В поэтическом универсализме Гейне дается адекватный от­вет классического Просвещения на проповеди христианства: оно ловит христианство на слове в знании, не желая полагаться на неопределенности веры. Просвещение застает врасплох религию, относясь к ее этическим принципам серьезнее, чем она сама. По­тому лозунги Французской революции сияют на заре современ­ной эпохи как христианнейшее отвержение христианства. Непре­взойденно разумные и гуманистические достижения великих ре­лигий — вот то, что позволяет постоянно возрождать их, обращаясь к их истокам. Все формы критики, отвергающей рели­гию, стоит им заметить это, считают своим долгом осторожно относиться к религиозным феноменам. Представители психоло­гии бессознательного выяснили, что иллюзия оказывает свое вли­яние не только на те представления, которые желанны для рели­гиозных людей, но и на отрицание религии вообще. Религию мож­но было бы причислять к тем «иллюзиям», которые имеют будущность в лагере Просвещения, потому что полностью спра­виться с ними не может ни чисто негативная критика, ни разоча­рование в них. Вероятно, религия и в самом деле представляет собой неизлечимый «онтологический психоз» (Рикер), и фурии ниспровергающей критики неизбежно выбьются из сил от того, что ниспровергнутое вечно возвращается.

III. Критика метафизической видимости

И в первой, и во второй критике мы наблюдали одну и ту же схему действий Просвещения: самоограничение разума, сопровождаемое несколькими взглядами через границу, причем «небольшое сообще­ние между пограничными областями» оказывается позволительным при условии, что будут обеспечены приватные гарантии «секретнос­ти». В критике метафизики все происходит, в принципе, точно так же; она не может дать ничего большего, кроме указания человечес­кому разуму на его собственные границы. Она исходит из того сооб­ражения, что человеческий разум способен ставить метафизические вопросы, но не способен убедительно решать их собственными си­лами. Великое просветительское достижение Канта состоит в том, что он показал: разум надежно функционирует только в условиях опытного познания *. Со всем, что выходит за пределы опыта, разу­му приходится биться впустую, и это соответствует его природе.
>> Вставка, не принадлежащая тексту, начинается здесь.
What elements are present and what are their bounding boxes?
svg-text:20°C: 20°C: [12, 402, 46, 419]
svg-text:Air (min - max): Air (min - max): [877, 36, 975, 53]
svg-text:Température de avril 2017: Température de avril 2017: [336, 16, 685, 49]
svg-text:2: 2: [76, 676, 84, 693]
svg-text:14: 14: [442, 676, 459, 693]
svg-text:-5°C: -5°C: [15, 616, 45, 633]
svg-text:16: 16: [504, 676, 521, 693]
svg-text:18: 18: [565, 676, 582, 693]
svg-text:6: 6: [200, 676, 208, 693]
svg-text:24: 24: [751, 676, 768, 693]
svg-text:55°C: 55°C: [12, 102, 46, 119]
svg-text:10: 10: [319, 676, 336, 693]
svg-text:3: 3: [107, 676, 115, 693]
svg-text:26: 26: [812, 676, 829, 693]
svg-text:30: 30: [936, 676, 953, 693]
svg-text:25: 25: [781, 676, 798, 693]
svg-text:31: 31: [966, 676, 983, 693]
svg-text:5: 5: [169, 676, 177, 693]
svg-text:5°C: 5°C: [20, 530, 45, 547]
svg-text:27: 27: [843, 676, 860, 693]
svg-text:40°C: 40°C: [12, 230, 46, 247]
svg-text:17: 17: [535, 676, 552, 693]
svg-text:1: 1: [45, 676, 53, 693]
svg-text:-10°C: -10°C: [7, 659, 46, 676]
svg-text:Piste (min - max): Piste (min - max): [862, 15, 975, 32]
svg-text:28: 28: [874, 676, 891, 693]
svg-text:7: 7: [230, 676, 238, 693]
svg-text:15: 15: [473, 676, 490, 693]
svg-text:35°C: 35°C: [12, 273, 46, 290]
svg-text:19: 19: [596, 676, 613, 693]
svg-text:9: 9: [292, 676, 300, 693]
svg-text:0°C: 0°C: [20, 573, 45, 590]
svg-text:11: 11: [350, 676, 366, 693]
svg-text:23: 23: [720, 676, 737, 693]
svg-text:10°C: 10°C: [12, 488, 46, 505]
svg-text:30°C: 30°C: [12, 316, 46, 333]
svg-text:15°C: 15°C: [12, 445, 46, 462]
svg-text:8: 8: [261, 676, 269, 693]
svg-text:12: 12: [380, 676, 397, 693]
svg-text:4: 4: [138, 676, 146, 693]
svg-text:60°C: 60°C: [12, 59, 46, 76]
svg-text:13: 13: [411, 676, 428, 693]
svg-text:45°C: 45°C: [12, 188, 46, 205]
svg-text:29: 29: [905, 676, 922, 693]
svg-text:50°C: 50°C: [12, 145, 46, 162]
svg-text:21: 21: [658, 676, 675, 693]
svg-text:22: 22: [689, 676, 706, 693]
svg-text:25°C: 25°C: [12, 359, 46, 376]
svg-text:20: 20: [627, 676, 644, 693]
В сущности его заложено желать большего, чем он может достичь. Поэтому после логической критики оказываются бесплодны тезисы о предметах, лежащих за пределами эмпирии. Правда, главные мета­физические идеи Бога, души, универсума упорно навязывают себя мышлению, однако при тех средствах, которыми располагает мыш­ление, убедительно судить о них невозможно. Перспектива остава­лась бы, если бы эти идеи были эмпирическими; но поскольку они не таковы, у разума нет никакой надежды когда-либо «окончательно разделаться» с этими темами. Аппарат разума устроен так, что ria-зум стремится вникать в эти проблемы, однако не способен возвра­щаться в «посюсторонний мир» после таких экспедиций с ясными и однозначными ответами. Разум остается как бы за некой решеткой, полагая, что при взгляде сквозь нее он обретает метафизическое ви­дение; однако то, что поначалу кажется ему при этом «познанием», в свете критики оказывается самообманом. В известной степени он вынужден тешиться иллюзиями, которые создает себе в виде мета­физических идей. Познав в конечном итоге свои собственные пре­делы, постигнув, что его затеи с расширением границ напрасны, он видит тщету своих собственных усилий. Так в современной форме звучит старая мысль: «Я знаю, что я ничего не знаю». Это знание конкретно означает только знание о границах знания. Тот же, кто и теперь пускается в метафизические спекуляции, разоблачается как нарушитель границ, как «нищий, обуреваемый неутолимой страс­тью к недостижимому».